What this says about British shopping — and what might come next
Retail cafés were once the soft heart of the big weekly shop: a pause before the trolley, a treat after. The closures don’t erase that idea, but they shrink it, and relocate it where the math works. Expect a patchwork to emerge: some Morrisons with full cafés, some with compact seating and premium coffee pods, some with branded partners that trade longer hours and shorter menus. **In places where the community function matters most — towns with fewer third‑space options, or stores near bus hubs — watch for managers carving out a modest, warm corner rather than abandoning sit‑down altogether.** The British high street is editing itself. We’ll still meet over tea. We’ll just do it in fewer rooms, with different signs over the door.
| Key points | Details | Interest for reader |
|---|---|---|
| 54 cafés to close next year | Focus on low‑footfall sites and high refit costs | Check if your local is changing and when |
| Staff redeployment offered | Roles across deli, bakery, front‑of‑house and nearby stores | What happens to your favourite team members |
| Formats are shifting | Mix of smaller seating, partner brands, and hot counters | Where you’ll get coffee, snacks and a seat after the change |
FAQ :
- Which Morrisons cafés are on the closure list?The supermarket has shared a list with affected stores and staff, and is posting notices in‑store. Check your local branch’s customer service desk or notice board for the most accurate, up‑to‑date information.
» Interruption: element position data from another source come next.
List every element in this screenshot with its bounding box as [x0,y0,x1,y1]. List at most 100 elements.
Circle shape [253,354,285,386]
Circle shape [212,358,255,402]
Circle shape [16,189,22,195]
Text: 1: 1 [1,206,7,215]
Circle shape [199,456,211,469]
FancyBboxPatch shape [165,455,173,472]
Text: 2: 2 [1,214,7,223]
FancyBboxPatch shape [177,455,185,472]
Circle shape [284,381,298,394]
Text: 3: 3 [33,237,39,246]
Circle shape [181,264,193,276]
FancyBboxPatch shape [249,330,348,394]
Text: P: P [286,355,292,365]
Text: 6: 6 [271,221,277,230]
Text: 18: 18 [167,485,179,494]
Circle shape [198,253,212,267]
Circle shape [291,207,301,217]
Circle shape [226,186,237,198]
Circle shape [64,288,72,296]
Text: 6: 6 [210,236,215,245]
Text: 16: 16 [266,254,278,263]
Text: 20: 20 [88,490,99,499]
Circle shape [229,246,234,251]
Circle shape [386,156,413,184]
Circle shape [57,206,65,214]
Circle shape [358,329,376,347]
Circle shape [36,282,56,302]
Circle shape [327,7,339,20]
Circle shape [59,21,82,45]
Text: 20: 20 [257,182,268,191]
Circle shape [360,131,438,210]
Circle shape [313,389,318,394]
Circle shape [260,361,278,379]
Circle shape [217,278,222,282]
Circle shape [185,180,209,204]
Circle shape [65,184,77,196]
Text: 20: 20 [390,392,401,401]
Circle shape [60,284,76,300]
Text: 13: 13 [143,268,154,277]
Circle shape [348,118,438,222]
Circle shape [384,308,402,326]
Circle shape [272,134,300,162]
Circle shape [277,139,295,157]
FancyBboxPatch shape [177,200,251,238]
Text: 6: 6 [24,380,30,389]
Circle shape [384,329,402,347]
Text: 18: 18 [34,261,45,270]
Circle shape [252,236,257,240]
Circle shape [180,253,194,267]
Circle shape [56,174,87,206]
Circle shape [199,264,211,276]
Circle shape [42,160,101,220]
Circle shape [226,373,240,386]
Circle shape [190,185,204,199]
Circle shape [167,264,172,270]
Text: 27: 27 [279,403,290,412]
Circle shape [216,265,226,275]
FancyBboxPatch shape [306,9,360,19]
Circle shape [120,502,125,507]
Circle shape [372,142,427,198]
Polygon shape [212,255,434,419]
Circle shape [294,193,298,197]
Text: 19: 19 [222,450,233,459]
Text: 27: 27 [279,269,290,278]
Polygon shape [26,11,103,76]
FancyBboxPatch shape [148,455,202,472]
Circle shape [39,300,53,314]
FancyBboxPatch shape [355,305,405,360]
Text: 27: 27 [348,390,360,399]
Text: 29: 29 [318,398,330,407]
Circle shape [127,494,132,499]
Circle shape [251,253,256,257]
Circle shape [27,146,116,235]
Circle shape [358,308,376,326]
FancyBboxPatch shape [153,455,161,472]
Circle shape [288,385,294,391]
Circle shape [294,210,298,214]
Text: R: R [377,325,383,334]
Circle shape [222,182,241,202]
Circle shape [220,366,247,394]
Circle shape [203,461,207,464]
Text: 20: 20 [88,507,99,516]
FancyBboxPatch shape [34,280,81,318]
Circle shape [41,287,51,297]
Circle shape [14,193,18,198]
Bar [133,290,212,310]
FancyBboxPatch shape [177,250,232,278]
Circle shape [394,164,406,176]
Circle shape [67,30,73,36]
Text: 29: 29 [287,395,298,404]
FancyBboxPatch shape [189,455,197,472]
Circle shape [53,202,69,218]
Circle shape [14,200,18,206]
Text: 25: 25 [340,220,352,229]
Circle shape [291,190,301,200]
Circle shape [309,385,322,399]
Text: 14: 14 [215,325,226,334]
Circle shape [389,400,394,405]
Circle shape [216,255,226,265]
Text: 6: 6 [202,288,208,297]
- When will the closures happen?Closures are scheduled across next year in phases, with each store setting a final service date. Most will give several weeks’ notice on posters by the café entrance.
- What happens to my café loyalty stamps or vouchers?Stamps are usually redeemable up to the final week of service. Café‑specific vouchers will have a validity date; broader gift cards typically work across Morrisons, including bakery and hot food counters.
- Will there be a replacement in my store?Some sites will switch to smaller seating, a branded partner or expanded bakery/hot counter. Ask the duty manager or look for planning notices on the community board for what’s coming next.
- Can café staff keep their jobs?Morrisons says it aims to redeploy colleagues where possible, with training to move into other departments. If you’re a staff member, speak to your manager about available roles and timelines.
Places like supermarket cafés carry more weight than their margins admit. They’re where grandparents celebrate tiny wins, builders thaw out with a brew, parents find ten quiet minutes between the school run and the big shop. **When 54 of those spots fade, it won’t be noticed on a single day, but across many small, ordinary ones.** The smart stores will keep a corner for that ordinary magic — a plug socket, a sturdy mug, a nod from someone who remembers your biscuit. Shoppers will adapt rituals and routes; staff will carry their knowing kindness into new roles; managers will try new formats until one sticks. The list may be fixed, but the story isn’t. Change always feels abrupt in the poster moment. It grows gentler when people talk, and when the next warm seat appears just where you need it.



This feels like more than a spreadsheet decision. Our Morrisons café is where my grandad chats with the Tuesday walkers and where new parents catch a breather. When these third places go, neighbouhoods get a little thinner around the edges. I hope the “warm corner” idea actually happens and staff aren’t left dangling between departments.
Is there an official list of the 54 cafés posted yet?